The previous v2.2.1 release had a small regression with TLS-ALPN-01 challenges and the use of the -dnsserver argument. This bugfix release addresses that regression.

Bug-fixes:

• fix TLS-ALPN-01 with custom -dnsserver (thanks @adferrand)

Misc:

• updated project .gitignore (thanks @eggsampler)

Pebble v2.2.1

The previous v2.2.0 release mistakenly tagged the same commit as v2.1.0. Apologies for the mistake. This v2.2.1 release fixes this issue and should be used in its place.

Features

• separate HTTP management interface/listener.
• cert-status-by-serial management endpoint for checking revocation status.
• probabilistic valid authorization reuse.

Bug-fixes

• fix missing returns in WFE error paths.
• fix WFE rendering of empty contact/authz challenge arrays.
• fix custom DNS resolver on Windows.

Misc

• update docker-compose.yml to use latest image tags.
• update docker base images to use Go 1.12.
• WFE "marshaling" typo fixes/consistency.

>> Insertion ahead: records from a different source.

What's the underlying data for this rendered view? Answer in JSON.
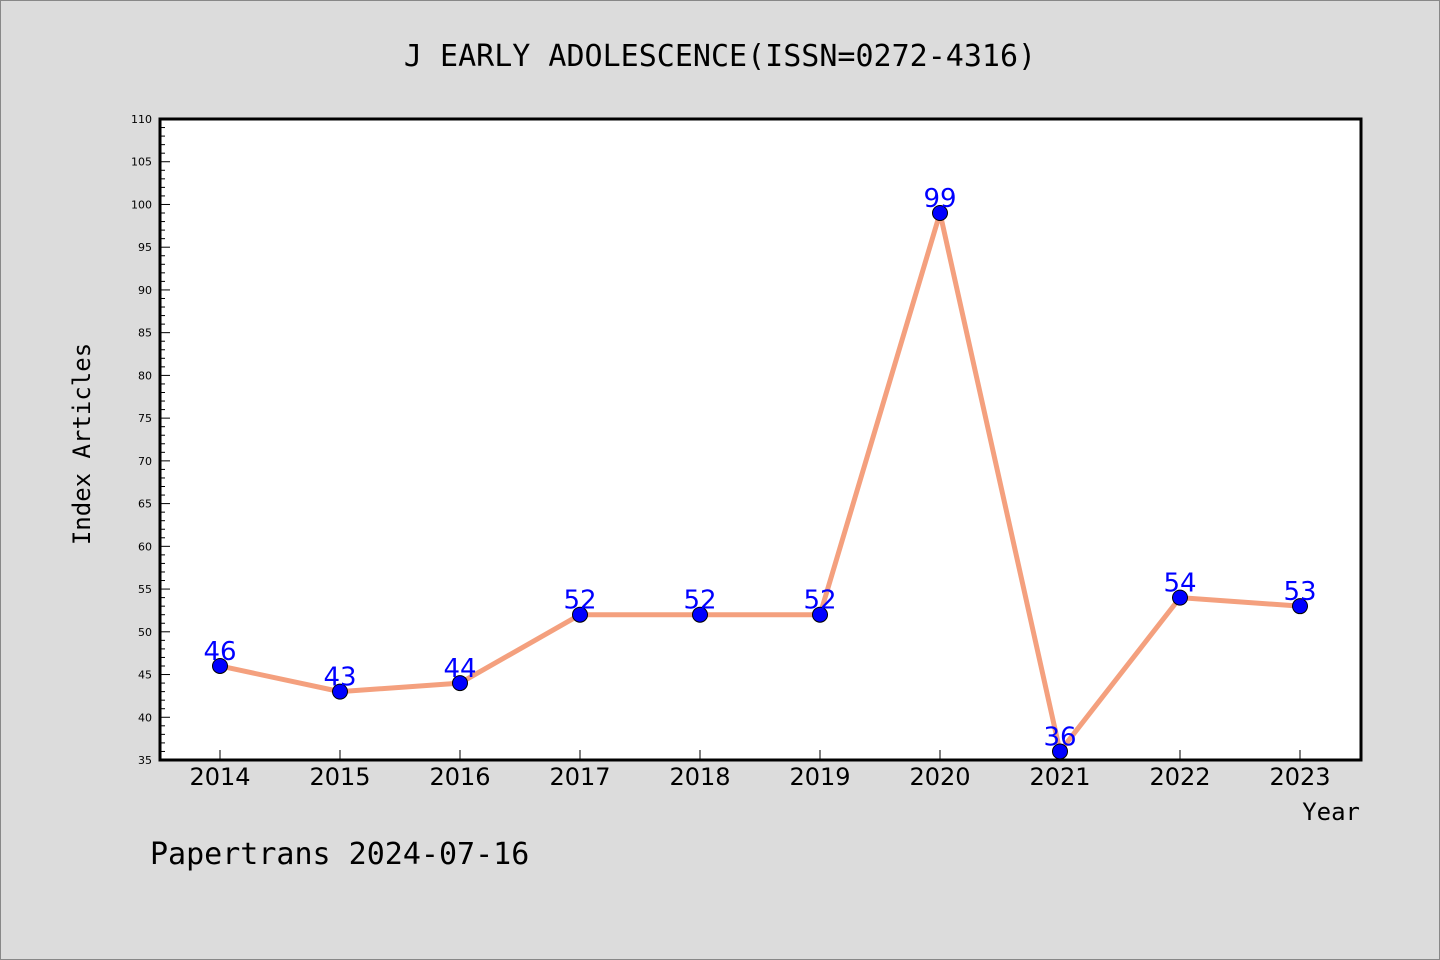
{
  "chart_data": {
    "type": "line",
    "title": "J EARLY ADOLESCENCE(ISSN=0272-4316)",
    "xlabel": "Year",
    "ylabel": "Index Articles",
    "categories": [
      "2014",
      "2015",
      "2016",
      "2017",
      "2018",
      "2019",
      "2020",
      "2021",
      "2022",
      "2023"
    ],
    "series": [
      {
        "values": [
          46,
          43,
          44,
          52,
          52,
          52,
          99,
          36,
          54,
          53
        ]
      }
    ],
    "ylim": [
      35,
      110
    ],
    "yticks": [
      35,
      40,
      45,
      50,
      55,
      60,
      65,
      70,
      75,
      80,
      85,
      90,
      95,
      100,
      105,
      110
    ],
    "grid": false,
    "legend": "none",
    "colors": {
      "line": "#f4a07e",
      "marker": "#0000ff",
      "data_label": "#0000ff",
      "background": "#dcdcdc",
      "plot_background": "#ffffff"
    }
  },
  "footer": {
    "text": "Papertrans 2024-07-16"
  }
}
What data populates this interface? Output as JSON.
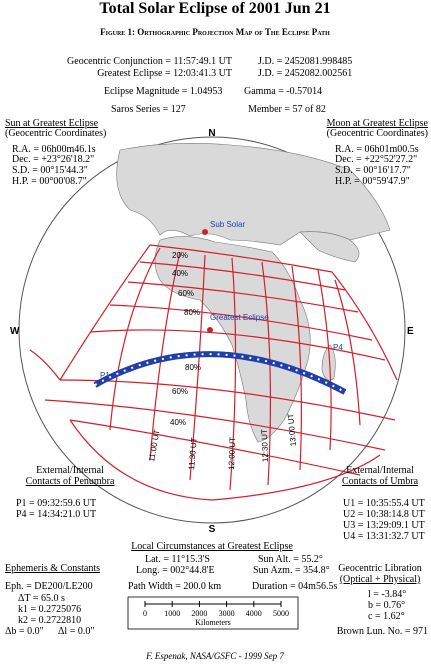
{
  "title": "Total Solar Eclipse of 2001 Jun 21",
  "figure": "Figure 1: Orthographic Projection Map of The Eclipse Path",
  "header": {
    "conjunction": "Geocentric Conjunction = 11:57:49.1 UT",
    "conjunction_jd": "J.D. = 2452081.998485",
    "greatest": "Greatest Eclipse = 12:03:41.3 UT",
    "greatest_jd": "J.D. = 2452082.002561",
    "magnitude": "Eclipse Magnitude = 1.04953",
    "gamma": "Gamma = -0.57014",
    "saros": "Saros Series = 127",
    "member": "Member = 57 of 82"
  },
  "sun": {
    "title": "Sun at Greatest Eclipse",
    "subtitle": "(Geocentric Coordinates)",
    "lines": [
      "R.A. = 06h00m46.1s",
      "Dec. = +23°26'18.2\"",
      "S.D. = 00°15'44.3\"",
      "H.P. = 00°00'08.7\""
    ]
  },
  "moon": {
    "title": "Moon at Greatest Eclipse",
    "subtitle": "(Geocentric Coordinates)",
    "lines": [
      "R.A. = 06h01m00.5s",
      "Dec. = +22°52'27.2\"",
      "S.D. = 00°16'17.7\"",
      "H.P. = 00°59'47.9\""
    ]
  },
  "map": {
    "north": "N",
    "south": "S",
    "west": "W",
    "east": "E",
    "sub_solar": "Sub Solar",
    "greatest_eclipse": "Greatest Eclipse",
    "p1": "P1",
    "p4": "P4",
    "upper_percent": [
      "20%",
      "40%",
      "60%",
      "80%"
    ],
    "lower_percent": [
      "80%",
      "60%",
      "40%"
    ],
    "times": [
      "11:00 UT",
      "11:30 UT",
      "12:00 UT",
      "12:30 UT",
      "13:00 UT"
    ]
  },
  "penumbra": {
    "title": "External/Internal",
    "subtitle": "Contacts of Penumbra",
    "lines": [
      "P1 = 09:32:59.6 UT",
      "P4 = 14:34:21.0 UT"
    ]
  },
  "umbra": {
    "title": "External/Internal",
    "subtitle": "Contacts of Umbra",
    "lines": [
      "U1 = 10:35:55.4 UT",
      "U2 = 10:38:14.8 UT",
      "U3 = 13:29:09.1 UT",
      "U4 = 13:31:32.7 UT"
    ]
  },
  "local": {
    "title": "Local Circumstances at Greatest Eclipse",
    "lat": "Lat. = 11°15.3'S",
    "long": "Long. = 002°44.8'E",
    "sun_alt": "Sun Alt. = 55.2°",
    "sun_azm": "Sun Azm. = 354.8°",
    "path_width": "Path Width = 200.0 km",
    "duration": "Duration = 04m56.5s"
  },
  "ephemeris": {
    "title": "Ephemeris & Constants",
    "lines": [
      "Eph. = DE200/LE200",
      "ΔT = 65.0 s",
      "k1 = 0.2725076",
      "k2 = 0.2722810"
    ],
    "db": "Δb = 0.0\"",
    "dl": "Δl = 0.0\""
  },
  "libration": {
    "title": "Geocentric Libration",
    "subtitle": "(Optical + Physical)",
    "lines": [
      "l = -3.84°",
      "b = 0.76°",
      "c = 1.62°"
    ],
    "brown": "Brown Lun. No. = 971"
  },
  "scale": {
    "ticks": [
      "0",
      "1000",
      "2000",
      "3000",
      "4000",
      "5000"
    ],
    "unit": "Kilometers"
  },
  "credit": "F. Espenak, NASA/GSFC - 1999 Sep 7"
}
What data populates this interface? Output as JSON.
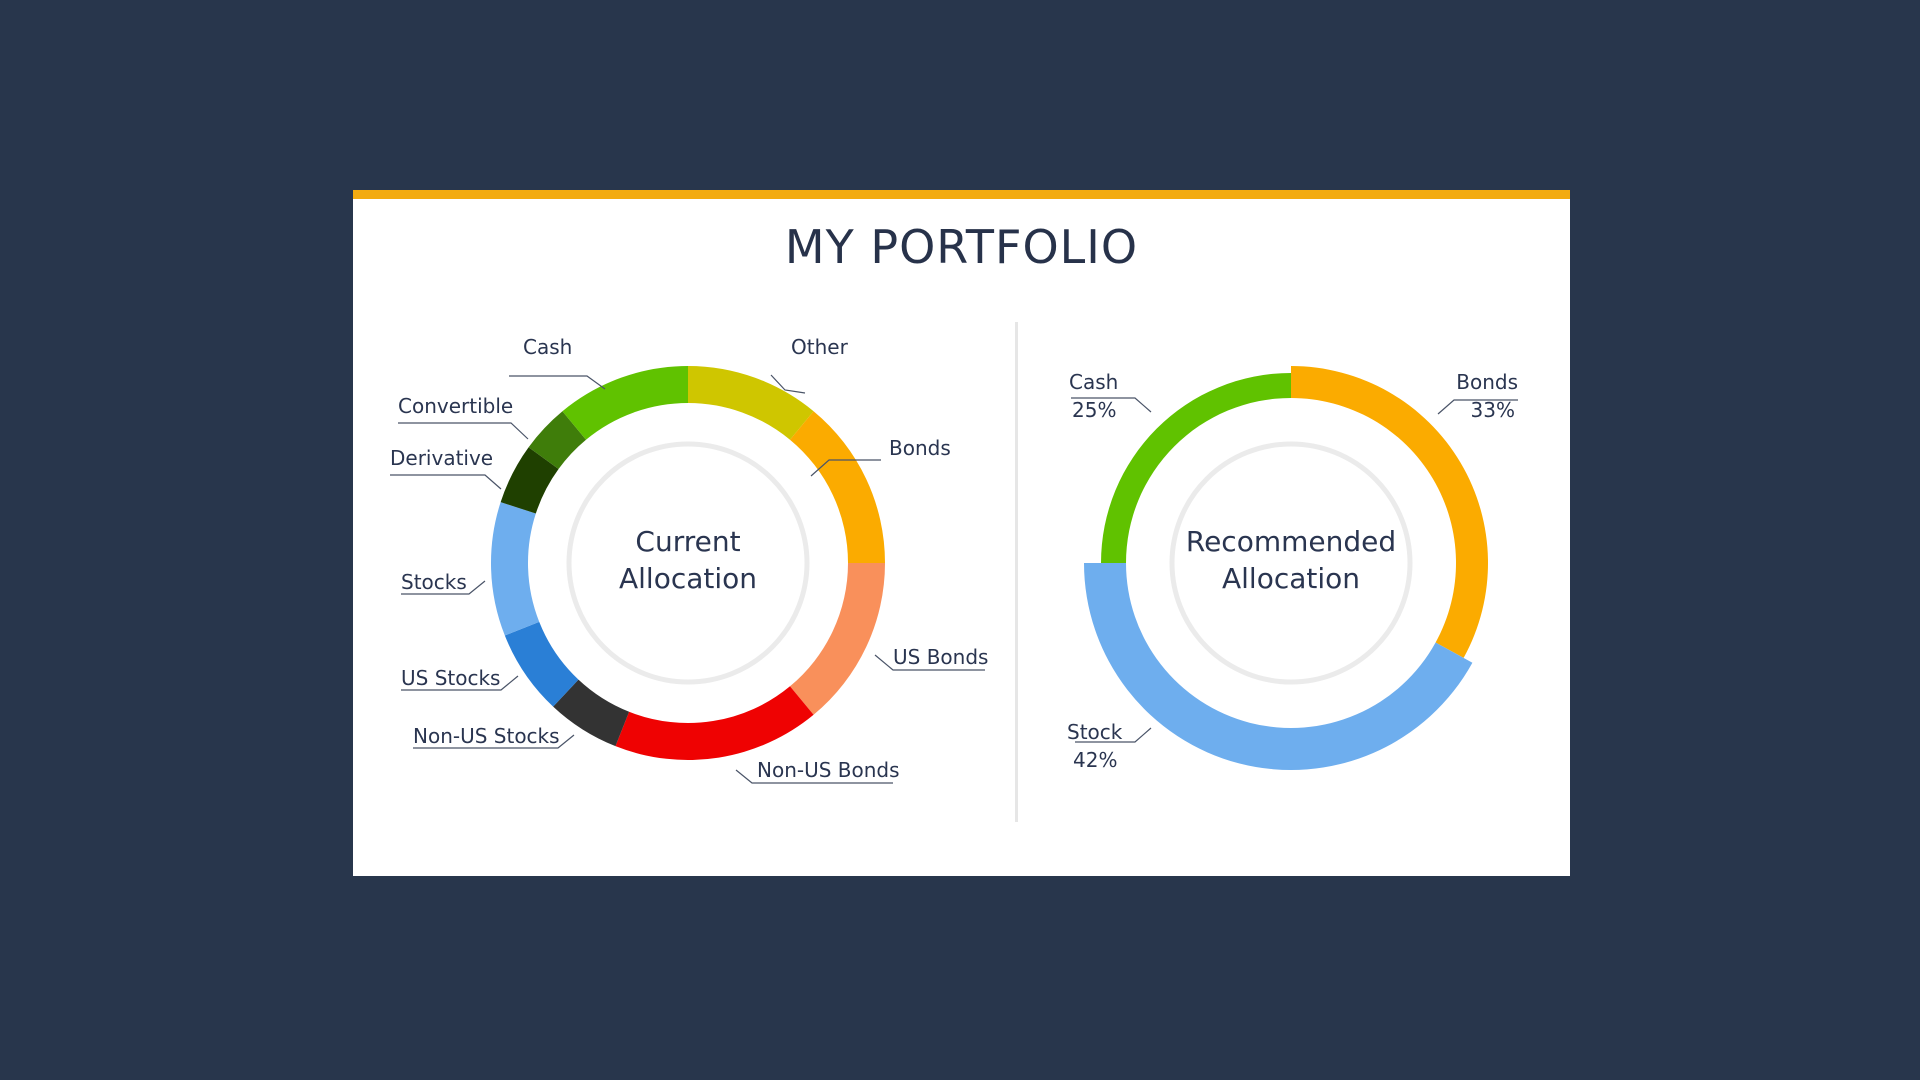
{
  "title": "MY PORTFOLIO",
  "colors": {
    "accent": "#f3ab10",
    "background": "#28364c",
    "text": "#2a3550",
    "inner_ring": "#ebebeb"
  },
  "chart_data": [
    {
      "type": "pie",
      "variant": "donut",
      "center_label": [
        "Current",
        "Allocation"
      ],
      "slices": [
        {
          "label": "Other",
          "value": 11,
          "color": "#cfc600"
        },
        {
          "label": "Bonds",
          "value": 14,
          "color": "#fbab00"
        },
        {
          "label": "US Bonds",
          "value": 14,
          "color": "#f9905b"
        },
        {
          "label": "Non-US Bonds",
          "value": 17,
          "color": "#ef0202"
        },
        {
          "label": "Non-US Stocks",
          "value": 6,
          "color": "#333333"
        },
        {
          "label": "US Stocks",
          "value": 7,
          "color": "#2a7fd6"
        },
        {
          "label": "Stocks",
          "value": 11,
          "color": "#6eaeee"
        },
        {
          "label": "Derivative",
          "value": 5,
          "color": "#1f4000"
        },
        {
          "label": "Convertible",
          "value": 4,
          "color": "#3f7d0a"
        },
        {
          "label": "Cash",
          "value": 11,
          "color": "#60c200"
        }
      ]
    },
    {
      "type": "pie",
      "variant": "donut",
      "center_label": [
        "Recommended",
        "Allocation"
      ],
      "slices": [
        {
          "label": "Bonds",
          "value": 33,
          "value_label": "33%",
          "color": "#fbab00"
        },
        {
          "label": "Stock",
          "value": 42,
          "value_label": "42%",
          "color": "#6eaeee"
        },
        {
          "label": "Cash",
          "value": 25,
          "value_label": "25%",
          "color": "#60c200"
        }
      ]
    }
  ]
}
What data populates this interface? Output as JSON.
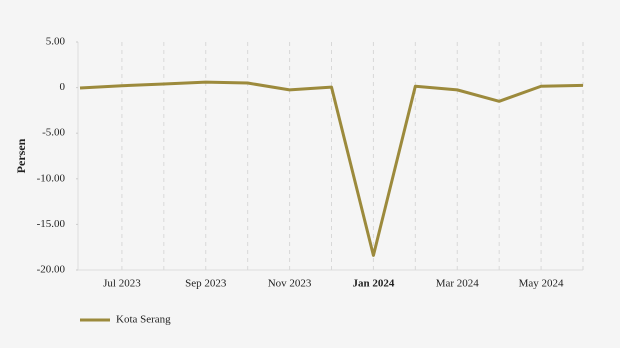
{
  "chart_data": {
    "type": "line",
    "y_label": "Persen",
    "categories": [
      null,
      "Jul 2023",
      null,
      "Sep 2023",
      null,
      "Nov 2023",
      null,
      "Jan 2024",
      null,
      "Mar 2024",
      null,
      "May 2024",
      null
    ],
    "series": [
      {
        "name": "Kota Serang",
        "color": "#9c8a3c",
        "values": [
          -0.05,
          0.2,
          0.4,
          0.6,
          0.5,
          -0.25,
          0.05,
          -18.4,
          0.15,
          -0.25,
          -1.5,
          0.15,
          0.25
        ]
      }
    ],
    "ylim": [
      -20,
      5
    ],
    "yticks": [
      {
        "value": -20,
        "label": "-20.00"
      },
      {
        "value": -15,
        "label": "-15.00"
      },
      {
        "value": -10,
        "label": "-10.00"
      },
      {
        "value": -5,
        "label": "-5.00"
      },
      0,
      {
        "value": 5,
        "label": "5.00"
      }
    ],
    "grid": true
  }
}
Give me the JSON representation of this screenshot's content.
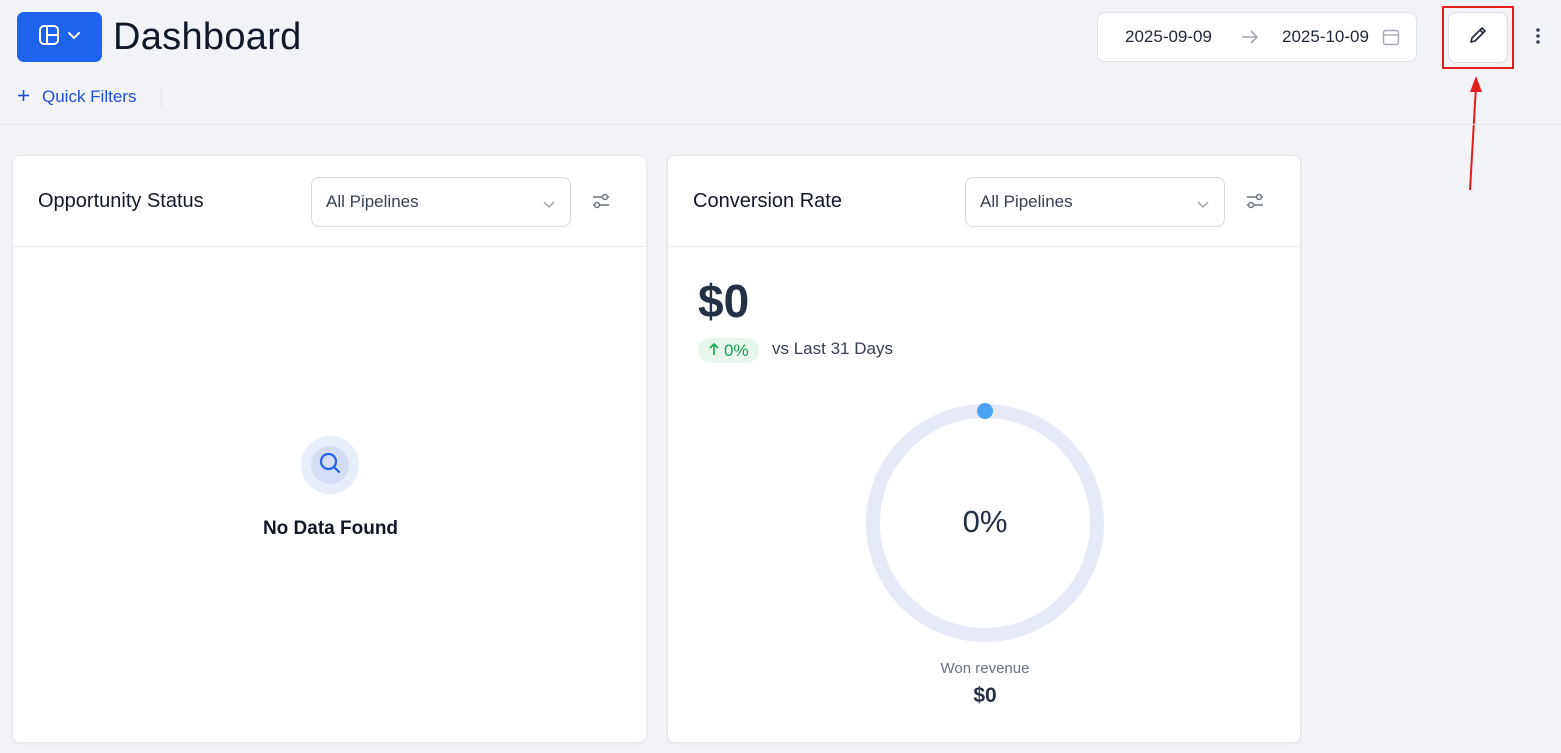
{
  "header": {
    "title": "Dashboard",
    "date_start": "2025-09-09",
    "date_end": "2025-10-09"
  },
  "filters": {
    "quick_filters_label": "Quick Filters"
  },
  "cards": [
    {
      "title": "Opportunity Status",
      "pipeline_select": "All Pipelines",
      "empty_text": "No Data Found"
    },
    {
      "title": "Conversion Rate",
      "pipeline_select": "All Pipelines",
      "value": "$0",
      "change_percent": "0%",
      "change_label": "vs Last 31 Days",
      "gauge_label": "0%",
      "gauge_level": 0,
      "won_revenue_label": "Won revenue",
      "won_revenue_value": "$0"
    }
  ],
  "colors": {
    "primary": "#1d63ed",
    "annotation": "#e11d1d",
    "positive": "#16a34a",
    "gauge_track": "#e6eaf7",
    "gauge_dot": "#4aa3f5"
  },
  "icons": [
    "layout-icon",
    "chevron-down-icon",
    "arrow-right-icon",
    "calendar-icon",
    "pencil-icon",
    "more-vertical-icon",
    "plus-icon",
    "sliders-icon",
    "search-icon",
    "arrow-up-icon"
  ]
}
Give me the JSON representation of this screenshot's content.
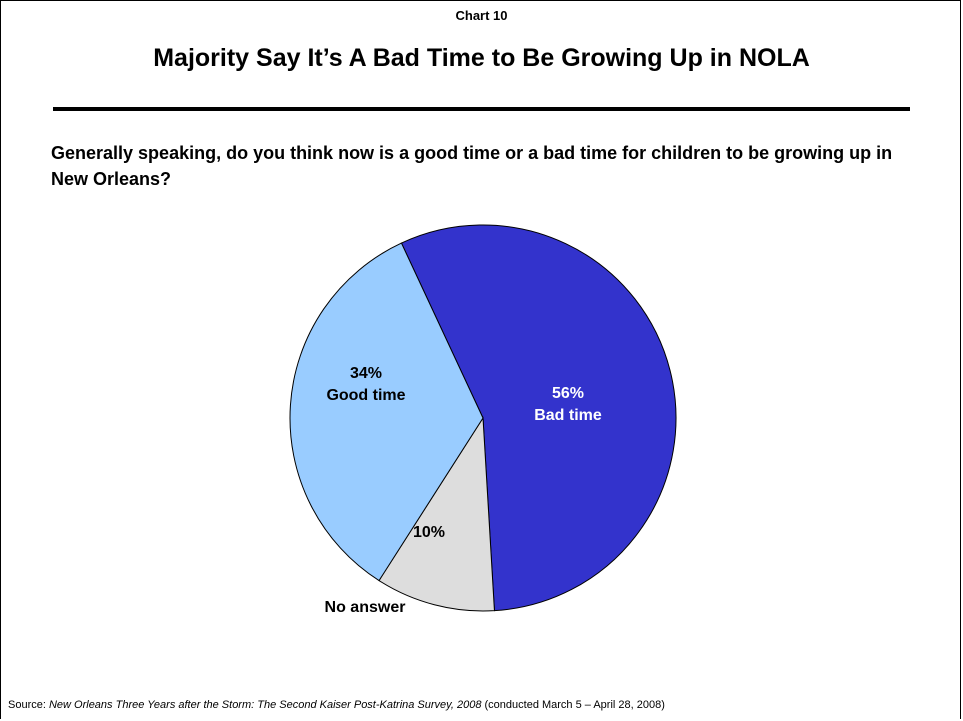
{
  "header": {
    "chart_label": "Chart 10",
    "title": "Majority Say It’s A Bad Time to Be Growing Up in NOLA"
  },
  "question": "Generally speaking, do you think now is a good time or a bad time for children to be growing up in New Orleans?",
  "source": {
    "prefix": "Source: ",
    "title": "New Orleans Three Years after the Storm: The Second Kaiser Post-Katrina Survey, 2008",
    "suffix": "  (conducted March 5 – April 28, 2008)"
  },
  "chart_data": {
    "type": "pie",
    "title": "",
    "slices": [
      {
        "name": "Bad time",
        "value": 56,
        "value_label": "56%",
        "color": "#3333CC",
        "label_color": "#FFFFFF"
      },
      {
        "name": "No answer",
        "value": 10,
        "value_label": "10%",
        "color": "#DDDDDD",
        "label_color": "#000000"
      },
      {
        "name": "Good time",
        "value": 34,
        "value_label": "34%",
        "color": "#99CCFF",
        "label_color": "#000000"
      }
    ]
  }
}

Heartfelt thanks to @adferrand, @alexzorin, @eggsampler and @felixfontein for their contributions to this release.

Pebble v2.2.0

Pebble v2.2.0 was mistakenly tagged at the same commit as Pebble v2.1.0.

Please disregard this release and use v2.2.1. We leave this tag in place for immutability sake. Apologies for the inconvenience.

Pebble v2.1.0

features:

• support for draft-ietf-acme-ip-06 (thanks @orangepizza for impl, @felixfontein for bug fixes!)
• issuer/intermediate key/cert are accessible over HTTP (thanks @adferrand!)
• support for specifying EE cert OCSP Responder URL (thanks @adferrand!)
• support for creating and offering alternative cert. chains (thanks @felixfontein!)
• -strict support for rejecting legacy JWS requests

misc:

• CI release asset publication pipeline (thanks @adferrand!)

bug-fixes:

• wfe: unlocking order in updateChallenge after read (thanks @dopey!)

v2.0.2

• Bug fixes for data races between WFE and VA. Thanks to @bluecmd for reporting!
• Removal of ID field from Account resource responses.
• Simple CNAME support for pebble-challtestsrv. Thanks to @ryansouza for implementing!